The book stars a young teen named Maika Halfwolf, an Arcanic who appears human, but she has a mysterious connection to a demon that comes from the stub in her arm...

Takeda's detailed artwork is a highlight of the series, which it manages to do without being TOO ornate. She explained to CBR why that is so important to her, "[O]ne of the things I deliberately pay a lot of attention to, to make sure it is not overwhelming to the reader. This is purely my own personal opinion, but I feel that sometimes what you describe in the other works, where it's so complicated that the reader kind of gets lost, is because the artist maybe gets too into working and gets too involved in what he or she is putting on paper and thus forgets they are producing this for someone else's consumption.

When I'm drawing a particular page, or a particular scene, I'm always thinking about the reader and always thinking about first of all what is Marjorie's focus?
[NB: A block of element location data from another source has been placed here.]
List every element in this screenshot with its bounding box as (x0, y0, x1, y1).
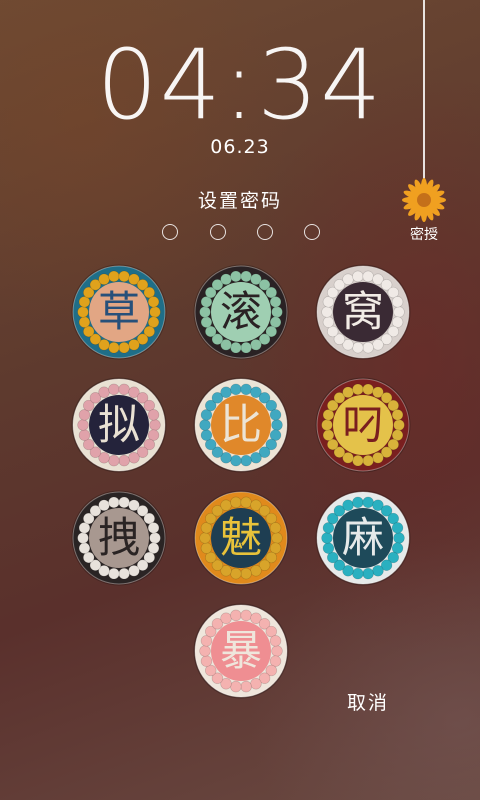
key-6[interactable]: 叼 (315, 377, 411, 473)
key-char: 叼 (341, 400, 384, 449)
date: 06.23 (210, 136, 270, 158)
key-0[interactable]: 暴 (193, 603, 289, 699)
key-char: 比 (219, 400, 262, 449)
key-char: 麻 (341, 513, 384, 562)
hint-label[interactable]: 密授 (400, 224, 448, 244)
key-1[interactable]: 草 (71, 264, 167, 360)
password-dot-1 (162, 224, 178, 240)
key-8[interactable]: 魅 (193, 490, 289, 586)
hint-string (423, 0, 425, 184)
key-3[interactable]: 窝 (315, 264, 411, 360)
key-9[interactable]: 麻 (315, 490, 411, 586)
key-char: 魅 (219, 513, 262, 562)
key-char: 拽 (97, 513, 140, 562)
key-4[interactable]: 拟 (71, 377, 167, 473)
password-dot-4 (304, 224, 320, 240)
daisy-flower-icon[interactable] (402, 178, 446, 222)
key-char: 暴 (219, 626, 262, 675)
key-char: 拟 (97, 400, 140, 449)
key-char: 草 (97, 287, 140, 336)
key-7[interactable]: 拽 (71, 490, 167, 586)
password-dot-2 (210, 224, 226, 240)
key-2[interactable]: 滚 (193, 264, 289, 360)
key-char: 滚 (219, 287, 262, 336)
password-dot-3 (257, 224, 273, 240)
key-5[interactable]: 比 (193, 377, 289, 473)
clock: 04:34 (96, 29, 384, 141)
cancel-button[interactable]: 取消 (338, 688, 398, 716)
password-dots (162, 224, 324, 242)
key-char: 窝 (341, 287, 384, 336)
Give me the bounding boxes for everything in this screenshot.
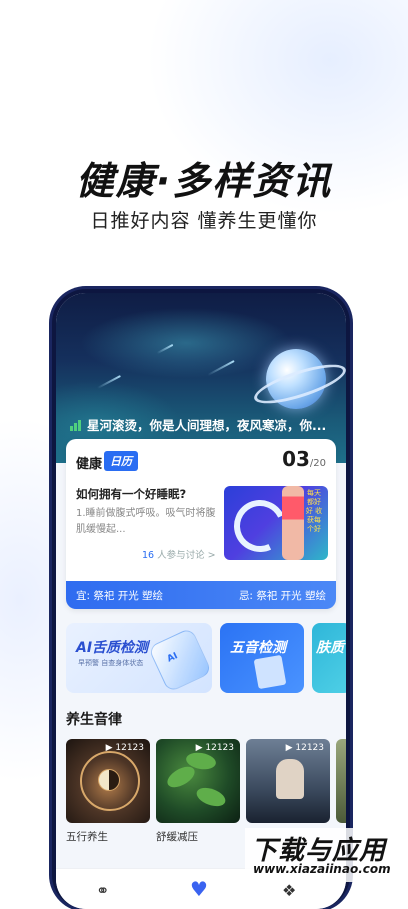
music-label: 五行养生 xyxy=(66,831,108,843)
music-label: 舒缓减压 xyxy=(156,831,198,843)
discuss-link[interactable]: 16 人参与讨论 > xyxy=(142,547,216,561)
article-title[interactable]: 如何拥有一个好睡眠? xyxy=(76,486,186,502)
yinyang-icon xyxy=(98,769,120,791)
calendar-date: 03/20 xyxy=(282,447,326,471)
article-excerpt: 1.睡前做腹式呼吸。吸气时将腹肌缓慢起... xyxy=(76,508,216,535)
bottle-badge: AI xyxy=(165,651,180,665)
phone-frame: 星河滚烫，你是人间理想，夜风寒凉，你... 健康 日历 03/20 如何拥有一个… xyxy=(52,289,350,909)
bottle-illustration: AI xyxy=(147,627,212,693)
article-thumbnail[interactable]: 每天都好好 收获每个好 xyxy=(224,486,328,560)
thumbnail-tag: 每天都好好 收获每个好 xyxy=(305,489,323,533)
skin-title: 肤质 xyxy=(316,640,344,656)
heart-icon[interactable]: ♥ xyxy=(190,877,208,901)
play-count: ▶ 12123 xyxy=(105,743,144,753)
person-image xyxy=(276,759,304,799)
compass-icon[interactable]: ❖ xyxy=(282,881,296,900)
health-calendar-card[interactable]: 健康 日历 03/20 如何拥有一个好睡眠? 1.睡前做腹式呼吸。吸气时将腹肌缓… xyxy=(66,439,336,609)
calendar-day: 03 xyxy=(282,447,310,471)
signal-icon xyxy=(70,419,82,434)
music-card-third[interactable]: ▶ 12123 xyxy=(246,739,330,823)
hero-caption: 星河滚烫，你是人间理想，夜风寒凉，你... xyxy=(70,415,326,434)
play-count: ▶ 12123 xyxy=(285,743,324,753)
calendar-badge: 日历 xyxy=(104,451,138,471)
tongue-detect-subtitle: 早预警 自查身体状态 xyxy=(78,659,144,667)
headphone-icon[interactable]: ⚭ xyxy=(96,881,109,900)
skin-detect-card[interactable]: 肤质 xyxy=(312,623,346,693)
play-count: ▶ 12123 xyxy=(195,743,234,753)
almanac-yi: 宜: 祭祀 开光 塑绘 xyxy=(76,590,164,602)
almanac-ji: 忌: 祭祀 开光 塑绘 xyxy=(238,590,326,602)
music-card-relax[interactable]: ▶ 12123 xyxy=(156,739,240,823)
music-card-wuxing[interactable]: ▶ 12123 xyxy=(66,739,150,823)
site-watermark: 下载与应用 www.xiazaiinao.com xyxy=(245,828,405,882)
music-section-title: 养生音律 xyxy=(66,712,122,728)
promo-subtitle: 日推好内容 懂养生更懂你 xyxy=(90,210,318,232)
five-tone-detect-card[interactable]: 五音检测 xyxy=(220,623,304,693)
hero-banner[interactable]: 星河滚烫，你是人间理想，夜风寒凉，你... xyxy=(56,293,346,463)
document-icon xyxy=(253,654,287,690)
almanac-bar: 宜: 祭祀 开光 塑绘 忌: 祭祀 开光 塑绘 xyxy=(66,581,336,609)
calendar-month: /20 xyxy=(309,458,326,469)
app-screen: 星河滚烫，你是人间理想，夜风寒凉，你... 健康 日历 03/20 如何拥有一个… xyxy=(56,293,346,909)
calendar-label: 健康 xyxy=(76,457,103,472)
watermark-url: www.xiazaiinao.com xyxy=(253,862,391,876)
person-illustration xyxy=(282,486,304,560)
hero-caption-text: 星河滚烫，你是人间理想，夜风寒凉，你... xyxy=(87,418,327,433)
discuss-count: 16 xyxy=(142,550,155,561)
leaf-decoration xyxy=(194,784,228,810)
discuss-text: 人参与讨论 > xyxy=(157,550,216,561)
tongue-detect-title: AI舌质检测 xyxy=(76,640,149,656)
music-card-partial[interactable] xyxy=(336,739,346,823)
five-tone-title: 五音检测 xyxy=(230,640,286,656)
promo-title: 健康·多样资讯 xyxy=(75,159,333,203)
tongue-detect-card[interactable]: AI舌质检测 早预警 自查身体状态 AI xyxy=(66,623,212,693)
Does she want the reader to focus on the character in a particular scene, or sometimes you want them to focus on the background. That's what I focus on myself. And the beauty of working digitally is that I can go back very easily and say "Oh, no, no, the character has lost focus" or "The background has lost focus," and I can take out detail—or if I feel more detail is needed I can always go back and add it in without having to put [in] as much effort as if I was doing it by hand.

I always focus on making sure that the reader enjoys the experience of reading -- "enjoy" in terms of if they are meant to feel sad, I want them to feel sad -- but I am focused on the reader and not on my own satisfaction. Often when I am interviewed I am asked "Do you love drawing?" and I say "It's actually a lot of work and it's not that fun," and the interviewer gets this weird look on their face, but that's why. It's because of the way that I work. It's not meant to be fun for me. I'm meant to produce something that is enjoyable for the reader."

The book has won, like, every award possible since it has launched.